Thanks to the organoids, which mimic the early stages of brain development, researchers were able to see that the areas on the organoid where immature neurons differentiate and migrate were smaller and thinner than those made using stem cells from healthy individuals.

Dr. Begum Alural works in a hood

Diagnoses may be possible earlier

The results of the study have significant implications for future research on the origin and treatment of bipolar disorder, but the findings also lend weight to a growing body of evidence that it may be possible to diagnose the disorder at a younger age, rather than just at the onset of symptoms in late adolescence or early adulthood.

Future research in Dr. Lalonde’s lab will examine whether it’s possible to induce bipolar disorder in animals by transplanting immature neurons.
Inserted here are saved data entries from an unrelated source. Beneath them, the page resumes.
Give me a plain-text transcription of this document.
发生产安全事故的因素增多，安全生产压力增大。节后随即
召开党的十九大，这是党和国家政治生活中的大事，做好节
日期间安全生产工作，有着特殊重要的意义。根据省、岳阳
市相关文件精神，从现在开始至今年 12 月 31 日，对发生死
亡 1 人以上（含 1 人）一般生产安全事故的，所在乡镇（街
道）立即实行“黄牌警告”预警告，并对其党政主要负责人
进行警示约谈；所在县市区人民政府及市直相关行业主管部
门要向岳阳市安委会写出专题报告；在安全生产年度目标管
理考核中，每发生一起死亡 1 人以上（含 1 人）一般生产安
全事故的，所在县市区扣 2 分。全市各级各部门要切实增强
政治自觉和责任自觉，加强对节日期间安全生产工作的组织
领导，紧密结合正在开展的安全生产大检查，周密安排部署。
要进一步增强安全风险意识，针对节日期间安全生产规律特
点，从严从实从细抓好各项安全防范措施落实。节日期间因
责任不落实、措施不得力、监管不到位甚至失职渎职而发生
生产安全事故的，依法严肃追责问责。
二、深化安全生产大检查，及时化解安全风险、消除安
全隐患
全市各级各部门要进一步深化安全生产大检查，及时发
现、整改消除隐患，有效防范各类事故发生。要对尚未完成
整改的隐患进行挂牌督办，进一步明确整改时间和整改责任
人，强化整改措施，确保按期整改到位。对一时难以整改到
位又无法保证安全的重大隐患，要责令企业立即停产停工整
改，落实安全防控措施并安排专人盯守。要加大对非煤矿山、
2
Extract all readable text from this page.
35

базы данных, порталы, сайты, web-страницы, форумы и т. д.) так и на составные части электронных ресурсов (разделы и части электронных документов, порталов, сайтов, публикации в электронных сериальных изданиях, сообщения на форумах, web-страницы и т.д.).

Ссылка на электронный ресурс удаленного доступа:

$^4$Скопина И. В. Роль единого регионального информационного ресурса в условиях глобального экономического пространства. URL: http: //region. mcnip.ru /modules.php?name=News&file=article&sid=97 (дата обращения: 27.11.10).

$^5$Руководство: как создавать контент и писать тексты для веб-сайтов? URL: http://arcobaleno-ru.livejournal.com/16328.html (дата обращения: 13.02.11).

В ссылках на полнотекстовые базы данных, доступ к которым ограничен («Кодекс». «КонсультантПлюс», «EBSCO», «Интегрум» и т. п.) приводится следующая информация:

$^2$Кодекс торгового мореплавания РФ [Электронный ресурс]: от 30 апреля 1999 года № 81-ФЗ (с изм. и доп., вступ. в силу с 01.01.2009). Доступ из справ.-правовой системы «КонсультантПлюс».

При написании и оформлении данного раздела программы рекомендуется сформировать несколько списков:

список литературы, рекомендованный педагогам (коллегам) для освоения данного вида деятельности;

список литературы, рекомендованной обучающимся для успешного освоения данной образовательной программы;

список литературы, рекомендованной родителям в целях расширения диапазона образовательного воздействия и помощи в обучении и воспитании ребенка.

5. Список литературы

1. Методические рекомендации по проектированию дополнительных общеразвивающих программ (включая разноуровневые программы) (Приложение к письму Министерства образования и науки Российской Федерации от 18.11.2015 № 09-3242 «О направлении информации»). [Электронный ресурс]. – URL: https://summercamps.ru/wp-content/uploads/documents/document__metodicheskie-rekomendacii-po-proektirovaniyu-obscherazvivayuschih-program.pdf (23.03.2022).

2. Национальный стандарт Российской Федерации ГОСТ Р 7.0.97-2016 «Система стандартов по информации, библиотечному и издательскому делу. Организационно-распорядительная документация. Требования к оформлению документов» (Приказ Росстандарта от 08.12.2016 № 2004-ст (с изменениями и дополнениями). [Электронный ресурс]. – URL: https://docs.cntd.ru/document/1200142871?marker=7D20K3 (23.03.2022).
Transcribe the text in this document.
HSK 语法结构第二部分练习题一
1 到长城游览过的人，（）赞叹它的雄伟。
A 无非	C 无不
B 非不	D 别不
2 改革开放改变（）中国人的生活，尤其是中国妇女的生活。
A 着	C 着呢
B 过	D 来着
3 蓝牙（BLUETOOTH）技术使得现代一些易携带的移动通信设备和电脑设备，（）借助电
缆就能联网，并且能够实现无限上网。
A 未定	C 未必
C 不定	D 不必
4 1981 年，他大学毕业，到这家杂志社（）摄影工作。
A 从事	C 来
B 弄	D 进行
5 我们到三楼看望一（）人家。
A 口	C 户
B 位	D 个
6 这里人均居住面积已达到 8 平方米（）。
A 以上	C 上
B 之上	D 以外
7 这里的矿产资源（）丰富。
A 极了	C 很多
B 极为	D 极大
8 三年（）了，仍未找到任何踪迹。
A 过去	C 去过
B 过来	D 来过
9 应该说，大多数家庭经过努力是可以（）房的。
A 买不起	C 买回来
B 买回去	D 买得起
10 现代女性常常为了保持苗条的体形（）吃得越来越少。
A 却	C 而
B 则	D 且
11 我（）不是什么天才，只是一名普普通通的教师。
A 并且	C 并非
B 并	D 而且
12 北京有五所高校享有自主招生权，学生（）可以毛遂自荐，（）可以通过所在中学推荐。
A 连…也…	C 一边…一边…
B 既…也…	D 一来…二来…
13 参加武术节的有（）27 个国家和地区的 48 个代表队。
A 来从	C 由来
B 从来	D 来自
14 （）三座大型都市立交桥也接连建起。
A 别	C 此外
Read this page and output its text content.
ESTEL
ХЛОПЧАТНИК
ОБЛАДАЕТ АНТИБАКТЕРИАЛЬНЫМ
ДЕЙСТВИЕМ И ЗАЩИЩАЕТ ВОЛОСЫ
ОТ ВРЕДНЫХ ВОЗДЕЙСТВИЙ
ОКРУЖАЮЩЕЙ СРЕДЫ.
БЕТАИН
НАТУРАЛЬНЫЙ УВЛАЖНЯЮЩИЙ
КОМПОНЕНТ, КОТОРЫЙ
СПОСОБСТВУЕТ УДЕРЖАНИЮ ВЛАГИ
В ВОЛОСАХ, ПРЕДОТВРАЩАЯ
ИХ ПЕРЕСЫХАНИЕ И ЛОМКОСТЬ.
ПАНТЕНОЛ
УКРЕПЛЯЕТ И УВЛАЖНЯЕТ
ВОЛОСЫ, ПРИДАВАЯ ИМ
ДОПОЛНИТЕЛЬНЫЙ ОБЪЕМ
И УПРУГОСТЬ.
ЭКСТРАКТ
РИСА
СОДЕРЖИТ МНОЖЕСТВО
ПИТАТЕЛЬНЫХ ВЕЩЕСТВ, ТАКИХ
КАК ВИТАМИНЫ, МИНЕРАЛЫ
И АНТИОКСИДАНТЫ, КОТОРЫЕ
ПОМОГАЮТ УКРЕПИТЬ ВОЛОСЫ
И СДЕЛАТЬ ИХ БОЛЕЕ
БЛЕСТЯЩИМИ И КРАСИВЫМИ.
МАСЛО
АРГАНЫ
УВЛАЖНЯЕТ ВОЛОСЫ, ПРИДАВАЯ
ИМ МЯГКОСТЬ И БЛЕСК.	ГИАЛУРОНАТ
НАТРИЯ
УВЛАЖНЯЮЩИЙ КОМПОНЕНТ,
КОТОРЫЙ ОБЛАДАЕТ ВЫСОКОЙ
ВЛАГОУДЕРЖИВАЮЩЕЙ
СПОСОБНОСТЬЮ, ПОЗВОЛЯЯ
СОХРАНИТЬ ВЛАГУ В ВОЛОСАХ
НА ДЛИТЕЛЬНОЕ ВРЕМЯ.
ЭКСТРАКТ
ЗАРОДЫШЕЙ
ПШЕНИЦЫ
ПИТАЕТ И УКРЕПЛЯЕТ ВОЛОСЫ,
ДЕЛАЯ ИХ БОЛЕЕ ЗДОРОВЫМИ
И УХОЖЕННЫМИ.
If they’re successful, animal models could someday be used to better study the disorder, including potential treatment options. 

The study was completed over seven years, with support from researchers across the university, including PhD, master’s and undergraduate students, a postdoctoral fellow, Dr. Lalonde and Dr. Nina Jones from MCB and Dr. Melissa Perreault from the Ontario Veterinary College. The stem cells for the study were derived from a biobank at Massachusetts General Hospital in Boston, with support from Dr. Roy Perlis, founder and director of the Center for Quantitative Health. Funding for the study was provided by the Brain and Behavior Research Foundation, the Canadian Foundation for Innovation and the U of G.